Appello alle forze che si presentano per un cambiamento alle elezioni amministrative a Frosinone.
Con l’operazione “una tenda per la dignità e per il lavoro” con la quale in maniera itinerante si mostrerà alla città le distruttive politiche della giunta uscente di Frosinone, i lavoratori ex multiservizi provano a costituire una lista che potrebbe concorrere alle prossime amministrative cittadine. Per questo motivo sono iniziate le iscrizioni e non si disdegna l’eventuale apporto di esterni.
Un punto importante è quello di incontrare le formazioni delineatesi e quelle che potrebbero esserlo, alcune delle quali hanno già dato disponibilità a cui però non si è data ancora risposta, non certo per mancanza di rispetto, ma, anzi, proprio per tentare di affrontare tali incontri con maggiore chiarezza. I lavoratori della tenda ritengono però che gli incontri debbano avere alcune basi sulle quali misurarsi già da adesso proprio per non rimanere sospesi nel limbo del “farò quando sono eletto”.
Il cambiamento è possibile individuando il soggetto che può esserne fautore e tale soggetto non può che essere la moltitudine. E questo processo implica una forte e reale pratica di coinvolgimento. Siamo davanti ad un nodo importante: la disoccupazione; la mancanza di reddito; lo scarso risparmio; l’esposizione debitoria delle famiglie impossibilitate anche a provvedere al pagamento dei servizi primari; la società che diventa anziana senza alcun progetto; le nascite che non ci sono; l’emigrazione tornata ai livelli degli anni ’60; l’esclusione delle persone dall’essere cittadini a cominciare dai migranti, vanno inquadrate anche nell’ottica della politica nazionale che disegna un quadro di sottrazione di momenti di decisione e risorse alla comunità – non ultima a Frosinone la vicenda delicatissima della restituzione del debito con il “piano di riequilibrio economico finanziario” e tutto ciò che ne consegue.

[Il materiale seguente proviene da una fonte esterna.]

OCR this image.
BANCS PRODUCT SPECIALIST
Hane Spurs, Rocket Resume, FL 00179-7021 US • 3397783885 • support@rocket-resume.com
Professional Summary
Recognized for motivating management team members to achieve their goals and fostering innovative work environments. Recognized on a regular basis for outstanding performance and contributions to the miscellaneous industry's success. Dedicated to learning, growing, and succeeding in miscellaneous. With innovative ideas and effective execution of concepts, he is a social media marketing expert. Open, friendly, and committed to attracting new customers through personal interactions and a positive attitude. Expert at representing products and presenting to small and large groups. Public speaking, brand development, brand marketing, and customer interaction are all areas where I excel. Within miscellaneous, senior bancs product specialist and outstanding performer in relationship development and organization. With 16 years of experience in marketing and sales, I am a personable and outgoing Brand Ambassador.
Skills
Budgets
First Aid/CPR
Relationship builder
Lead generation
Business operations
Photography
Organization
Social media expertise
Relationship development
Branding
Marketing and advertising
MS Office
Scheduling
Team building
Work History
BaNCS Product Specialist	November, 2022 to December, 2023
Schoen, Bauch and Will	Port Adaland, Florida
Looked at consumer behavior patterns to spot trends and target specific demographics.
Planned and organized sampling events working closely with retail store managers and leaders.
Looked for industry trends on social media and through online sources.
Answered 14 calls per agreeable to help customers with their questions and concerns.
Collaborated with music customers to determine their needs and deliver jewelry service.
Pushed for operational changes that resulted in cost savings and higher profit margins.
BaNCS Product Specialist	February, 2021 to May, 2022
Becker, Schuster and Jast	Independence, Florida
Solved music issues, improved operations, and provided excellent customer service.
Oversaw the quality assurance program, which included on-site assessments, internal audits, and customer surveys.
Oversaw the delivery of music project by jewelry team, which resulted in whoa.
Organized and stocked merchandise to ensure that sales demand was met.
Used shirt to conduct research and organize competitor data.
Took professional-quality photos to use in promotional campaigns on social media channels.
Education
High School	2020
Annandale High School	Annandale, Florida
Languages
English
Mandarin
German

Si richiama altresì l’esigenza di rimettere al centro la democrazia partecipata nelle istituzioni e la legalità, confinata chissà dove, attraverso il recupero della gestione della cosa pubblica ostaggio di privati spesso sostenuti dalla politica/partitica, per aprire una strada al ripristino di una GIUSTIZIA SOCIALE a cominciare dal lavoro e dal reddito.
La vicenda della tenda è emblematica nel ripercorre le tappe forzate di esternalizzazione di servizi pubblici essenziali non economici. L’amministrazione attuale ha aperto delle autostrade a orde di privati che sono stati fatti accomodare alla tavola imbandita (con i soldi tutti, ovviamente) e continua a difenderne le azioni e le attività, anche se in palese contrasto con gli interessi della popolazione e con i valori ai quali la comunità è legata.
Con la nostra lotta, che è durata con la tenda 1000 giorni in difesa della DIGNITA’ e DIRITTI, si sta chiedendo alla città, e oggi lo chiediamo alla politica, RESPONSABILITA’, quella responsabilità di costruire attraverso l’approccio democratico partecipativo una visione della città altra rispetto a quella devastante di oggi.
I cittadini della tenda, le retrovie della città, SI APPELLANO a coloro che si presentano come soggetti per un cambiamento, a pochi mesi dalle prossime elezioni comunali, in un momento delicato, per dare vita alla sperimentazione di diverse forme di organizzazione per riuscire a mandare a casa l’indigesta amministrazione attuale dando priorità al programma, prendendo spunto proprie dalla pratica di Podemos nelle città spagnole.